Sería absurdo recurrir al tópico de que lo importante no es ganar sino competir, de autoría erróneamente atribuida a Pierre de Coubertin. Sería absurdo recurrir a ese tópico, cuando hablamos de uno de los deportistas más obstinada e irrefrenablemente competitivos de la historia.

 

Rafael Nadal demostró el domingo, en el duelo por el bronce olímpico en Río 2016, que es muy difícil ganar con la calidad que él tantísimas veces ha ganado, pero que es incluso más difícil perder con la dignidad que él lo puede hacer.

 

Me explico. El mallorquín traía a cuestas una preparación deficiente que hacía pensar que abandonaría estos Olímpicos, lesiones que le han impedido jugar pleno al menos desde la primera mitad de 2014, dolores crónicos en las cuatro extremidades que le convierten casi en suplicio cada punto, no menos de 21 horas-partido en una escasa semana (el sábado conquistó el oro en dobles, con su mejor amigo Marc López) y, para colmo, muy pronto se asumió que la disputa de ese tercer puesto, enfrentando al japonés Kei Nishikori, era algo inaccesible: primer set perdido, segundo set abajo 5-2.

 

Entonces Nadal enredó a Nishikori, lo sometió a fuego rápido, hasta que le ganó ese set. Con rabia, con orgullo, convirtiendo cada pelota en batalla digna de epopeya, se levantó.
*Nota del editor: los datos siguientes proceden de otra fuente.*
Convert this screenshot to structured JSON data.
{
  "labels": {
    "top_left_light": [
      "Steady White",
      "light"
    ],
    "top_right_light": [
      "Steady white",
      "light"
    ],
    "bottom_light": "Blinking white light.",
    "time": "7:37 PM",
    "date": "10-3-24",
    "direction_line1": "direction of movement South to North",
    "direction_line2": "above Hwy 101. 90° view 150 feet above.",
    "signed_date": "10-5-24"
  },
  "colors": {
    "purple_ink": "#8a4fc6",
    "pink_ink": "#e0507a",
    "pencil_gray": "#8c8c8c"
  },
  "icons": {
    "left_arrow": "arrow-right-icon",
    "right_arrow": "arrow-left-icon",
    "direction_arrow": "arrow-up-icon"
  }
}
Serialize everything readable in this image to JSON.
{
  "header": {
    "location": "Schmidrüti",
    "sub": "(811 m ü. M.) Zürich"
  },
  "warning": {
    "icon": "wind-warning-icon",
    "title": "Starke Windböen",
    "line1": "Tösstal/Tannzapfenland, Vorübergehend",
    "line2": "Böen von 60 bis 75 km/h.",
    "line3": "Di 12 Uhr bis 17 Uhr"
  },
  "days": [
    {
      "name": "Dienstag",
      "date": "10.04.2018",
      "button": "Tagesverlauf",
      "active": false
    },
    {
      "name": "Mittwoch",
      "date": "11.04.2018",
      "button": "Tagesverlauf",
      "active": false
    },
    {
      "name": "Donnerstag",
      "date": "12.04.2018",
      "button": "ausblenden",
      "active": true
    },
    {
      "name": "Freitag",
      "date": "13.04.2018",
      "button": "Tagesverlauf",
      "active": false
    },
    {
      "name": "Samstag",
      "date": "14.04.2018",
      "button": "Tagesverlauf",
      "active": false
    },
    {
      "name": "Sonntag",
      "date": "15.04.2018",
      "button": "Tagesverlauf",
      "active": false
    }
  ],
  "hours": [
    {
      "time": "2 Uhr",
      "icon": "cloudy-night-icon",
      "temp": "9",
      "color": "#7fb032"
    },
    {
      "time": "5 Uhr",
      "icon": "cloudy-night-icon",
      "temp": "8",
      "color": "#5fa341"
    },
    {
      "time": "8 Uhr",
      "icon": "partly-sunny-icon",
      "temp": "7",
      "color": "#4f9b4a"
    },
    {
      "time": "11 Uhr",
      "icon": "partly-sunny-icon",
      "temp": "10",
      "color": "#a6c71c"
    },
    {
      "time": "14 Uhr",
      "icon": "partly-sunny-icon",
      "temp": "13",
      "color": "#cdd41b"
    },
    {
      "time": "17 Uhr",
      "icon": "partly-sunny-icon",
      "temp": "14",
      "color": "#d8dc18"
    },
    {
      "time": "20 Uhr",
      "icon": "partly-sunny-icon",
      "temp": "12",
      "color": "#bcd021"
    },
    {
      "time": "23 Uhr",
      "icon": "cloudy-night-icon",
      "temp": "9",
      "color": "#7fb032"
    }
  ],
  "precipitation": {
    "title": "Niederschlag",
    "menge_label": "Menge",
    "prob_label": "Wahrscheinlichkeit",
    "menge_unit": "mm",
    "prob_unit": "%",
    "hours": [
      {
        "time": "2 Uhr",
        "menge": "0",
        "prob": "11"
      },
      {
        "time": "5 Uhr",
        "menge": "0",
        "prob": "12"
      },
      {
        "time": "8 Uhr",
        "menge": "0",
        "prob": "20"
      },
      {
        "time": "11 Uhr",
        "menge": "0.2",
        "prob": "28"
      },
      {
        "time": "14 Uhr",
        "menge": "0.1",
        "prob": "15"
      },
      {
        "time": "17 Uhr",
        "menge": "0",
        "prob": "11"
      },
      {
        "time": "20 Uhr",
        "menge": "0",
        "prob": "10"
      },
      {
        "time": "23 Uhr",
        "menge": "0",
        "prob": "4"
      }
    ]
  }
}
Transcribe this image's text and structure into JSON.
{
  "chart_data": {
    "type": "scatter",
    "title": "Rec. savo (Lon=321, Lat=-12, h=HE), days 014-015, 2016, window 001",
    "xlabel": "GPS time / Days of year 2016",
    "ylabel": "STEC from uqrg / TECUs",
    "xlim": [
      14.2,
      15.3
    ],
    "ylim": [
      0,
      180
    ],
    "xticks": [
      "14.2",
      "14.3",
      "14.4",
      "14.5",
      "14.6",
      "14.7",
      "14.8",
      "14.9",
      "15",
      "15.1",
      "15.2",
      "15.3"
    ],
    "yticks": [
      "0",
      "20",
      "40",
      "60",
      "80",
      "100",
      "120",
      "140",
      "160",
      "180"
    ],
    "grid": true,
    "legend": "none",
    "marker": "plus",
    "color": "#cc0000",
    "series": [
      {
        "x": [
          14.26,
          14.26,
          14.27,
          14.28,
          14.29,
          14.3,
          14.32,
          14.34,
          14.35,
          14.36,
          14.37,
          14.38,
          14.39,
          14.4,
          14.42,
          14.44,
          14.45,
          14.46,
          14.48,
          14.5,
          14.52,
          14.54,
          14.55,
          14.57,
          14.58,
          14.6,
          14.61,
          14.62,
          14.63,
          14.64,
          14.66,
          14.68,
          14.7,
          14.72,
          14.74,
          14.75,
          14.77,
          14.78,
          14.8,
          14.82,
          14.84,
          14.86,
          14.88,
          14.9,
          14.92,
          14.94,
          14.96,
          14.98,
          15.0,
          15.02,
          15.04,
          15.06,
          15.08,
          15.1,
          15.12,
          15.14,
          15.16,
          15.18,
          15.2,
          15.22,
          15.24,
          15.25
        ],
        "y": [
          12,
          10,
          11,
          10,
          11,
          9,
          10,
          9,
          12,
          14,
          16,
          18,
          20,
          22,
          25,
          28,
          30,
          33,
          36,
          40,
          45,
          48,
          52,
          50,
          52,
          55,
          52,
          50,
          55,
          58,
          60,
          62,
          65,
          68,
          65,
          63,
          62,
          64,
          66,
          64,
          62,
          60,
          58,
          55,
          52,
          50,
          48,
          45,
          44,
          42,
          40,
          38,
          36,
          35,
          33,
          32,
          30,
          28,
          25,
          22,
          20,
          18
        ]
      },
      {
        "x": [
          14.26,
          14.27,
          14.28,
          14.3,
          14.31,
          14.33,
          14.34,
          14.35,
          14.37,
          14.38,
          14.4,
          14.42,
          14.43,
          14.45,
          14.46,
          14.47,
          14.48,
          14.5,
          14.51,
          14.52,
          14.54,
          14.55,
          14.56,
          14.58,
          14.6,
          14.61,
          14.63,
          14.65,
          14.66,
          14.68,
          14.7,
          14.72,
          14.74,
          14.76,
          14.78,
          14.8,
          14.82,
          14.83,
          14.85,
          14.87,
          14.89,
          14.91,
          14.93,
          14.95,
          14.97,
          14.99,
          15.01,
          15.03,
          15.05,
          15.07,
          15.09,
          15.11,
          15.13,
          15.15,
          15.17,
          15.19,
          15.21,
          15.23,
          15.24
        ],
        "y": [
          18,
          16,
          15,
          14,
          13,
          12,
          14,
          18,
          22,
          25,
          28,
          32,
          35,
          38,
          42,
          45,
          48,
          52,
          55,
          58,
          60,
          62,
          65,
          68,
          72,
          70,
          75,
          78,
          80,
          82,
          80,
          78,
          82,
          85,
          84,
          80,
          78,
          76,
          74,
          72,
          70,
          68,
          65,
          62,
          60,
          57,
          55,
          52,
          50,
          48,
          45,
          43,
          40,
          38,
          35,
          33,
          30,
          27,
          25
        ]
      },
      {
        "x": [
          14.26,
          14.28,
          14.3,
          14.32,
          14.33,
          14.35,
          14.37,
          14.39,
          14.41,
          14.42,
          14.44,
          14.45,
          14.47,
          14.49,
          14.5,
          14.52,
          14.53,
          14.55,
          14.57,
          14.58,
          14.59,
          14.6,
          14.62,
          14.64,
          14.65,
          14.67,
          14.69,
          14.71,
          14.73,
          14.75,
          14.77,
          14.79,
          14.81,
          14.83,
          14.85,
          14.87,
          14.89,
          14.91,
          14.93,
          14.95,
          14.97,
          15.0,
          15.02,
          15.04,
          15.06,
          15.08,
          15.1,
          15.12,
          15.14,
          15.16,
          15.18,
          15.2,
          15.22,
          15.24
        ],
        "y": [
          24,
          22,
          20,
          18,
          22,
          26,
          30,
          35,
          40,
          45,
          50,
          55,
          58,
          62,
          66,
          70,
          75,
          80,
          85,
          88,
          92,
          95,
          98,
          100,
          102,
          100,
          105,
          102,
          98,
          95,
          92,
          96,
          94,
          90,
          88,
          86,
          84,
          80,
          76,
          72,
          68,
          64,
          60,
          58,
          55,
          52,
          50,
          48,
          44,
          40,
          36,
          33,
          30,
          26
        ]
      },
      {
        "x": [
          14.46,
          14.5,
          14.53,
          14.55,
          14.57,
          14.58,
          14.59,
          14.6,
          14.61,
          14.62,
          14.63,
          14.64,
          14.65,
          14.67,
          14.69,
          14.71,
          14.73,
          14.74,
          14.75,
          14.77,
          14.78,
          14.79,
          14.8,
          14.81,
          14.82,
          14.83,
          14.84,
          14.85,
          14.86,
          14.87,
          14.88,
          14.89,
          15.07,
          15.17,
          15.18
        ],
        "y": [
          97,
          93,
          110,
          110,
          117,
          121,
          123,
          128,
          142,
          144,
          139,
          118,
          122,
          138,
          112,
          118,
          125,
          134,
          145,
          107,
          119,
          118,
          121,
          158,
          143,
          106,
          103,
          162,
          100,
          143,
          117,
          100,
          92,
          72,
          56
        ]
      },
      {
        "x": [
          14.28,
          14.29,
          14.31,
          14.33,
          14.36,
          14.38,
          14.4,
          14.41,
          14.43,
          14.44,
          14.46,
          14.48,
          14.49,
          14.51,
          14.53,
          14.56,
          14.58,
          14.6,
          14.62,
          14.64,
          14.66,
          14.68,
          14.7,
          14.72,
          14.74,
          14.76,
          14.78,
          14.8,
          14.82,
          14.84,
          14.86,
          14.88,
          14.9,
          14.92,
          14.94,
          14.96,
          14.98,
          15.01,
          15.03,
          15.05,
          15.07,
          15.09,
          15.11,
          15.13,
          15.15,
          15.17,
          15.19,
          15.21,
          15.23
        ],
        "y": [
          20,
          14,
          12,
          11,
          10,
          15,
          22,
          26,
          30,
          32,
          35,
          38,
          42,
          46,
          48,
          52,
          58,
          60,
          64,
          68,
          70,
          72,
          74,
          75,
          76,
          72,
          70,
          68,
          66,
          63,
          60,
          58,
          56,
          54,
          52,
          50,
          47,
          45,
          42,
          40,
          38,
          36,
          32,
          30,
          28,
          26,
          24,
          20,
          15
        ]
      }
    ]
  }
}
Ya después hubo una buena polémica con Kei pidiendo una pausa y demorándose 12 minutos en volver, lo que bastó para apagar el huracán español que le había atacado desde el punto más ciego y en el instante más inesperado.

 

Rafael, que ya tenía un oro de Beijing y otro recién recibido en Río, se fue de esa cancha sin medalla de bronce, aunque visto su derroche de vísceras, tampoco es que le haga demasiada falta. Más cara no pudo vender la derrota, quien no cree en la rendición o en la capitulación, quien con raqueta sólo ha de morir matando.

 

Horas después, otro portento de la obstinación, que casualmente eliminó a Nadal en semifinales, buscaba el título olímpico. Juan Martín del Potro llegó a Río con mera etiqueta de participante, de animador, de ocupar la plaza 141 del mundo, de que haría su mejor esfuerzo y se iría sin molestar mucho, noción reforzada cuando el sorteo le puso a Novak Djokovic como rival inicial. Lo hecho por Del Potro en ese Parque Olímpico queda como una de las estampas más conmovedoras e inspiradoras de estos Juegos.

 

Lanzado por una afición argentina que, como con el baloncesto e incluso el golf, futbolizó el tenis con sus cánticos y gritos más propios de gol de Boca, Juan Martín ha resucitado en este torneo. ¿Cuánto le duelen rodillas y músculos?, ¿cuánto le pesa llegar a cada bola?, ¿cuánto padece en cada recuperación?, ¿qué factura le pasará tan trepidante semana tras un par de años vacilantes? Ya se verá: pero el deporte es aquí y ahora, tiempo-espacio en el que se dibuja una clara línea entre esa minoría que pelea hasta lo que ya humanamente no puede ser, y esa mayoría que cree que hay una sola manera de perder, que no entiende la relevancia del concepto de dignidad, perseverancia, entereza.

 

Se acabó el sensacional torneo de tenis de Río 2016. Se acabó con los dos principales favoritos (Djokovic y Serena Williams) fuera de escena. Se acabó tras habernos hecho hiperventilar tantas veces.

 

Tenis digno del Monte Olimpo, pero no de la frase erróneamente atribuida a Coubertin.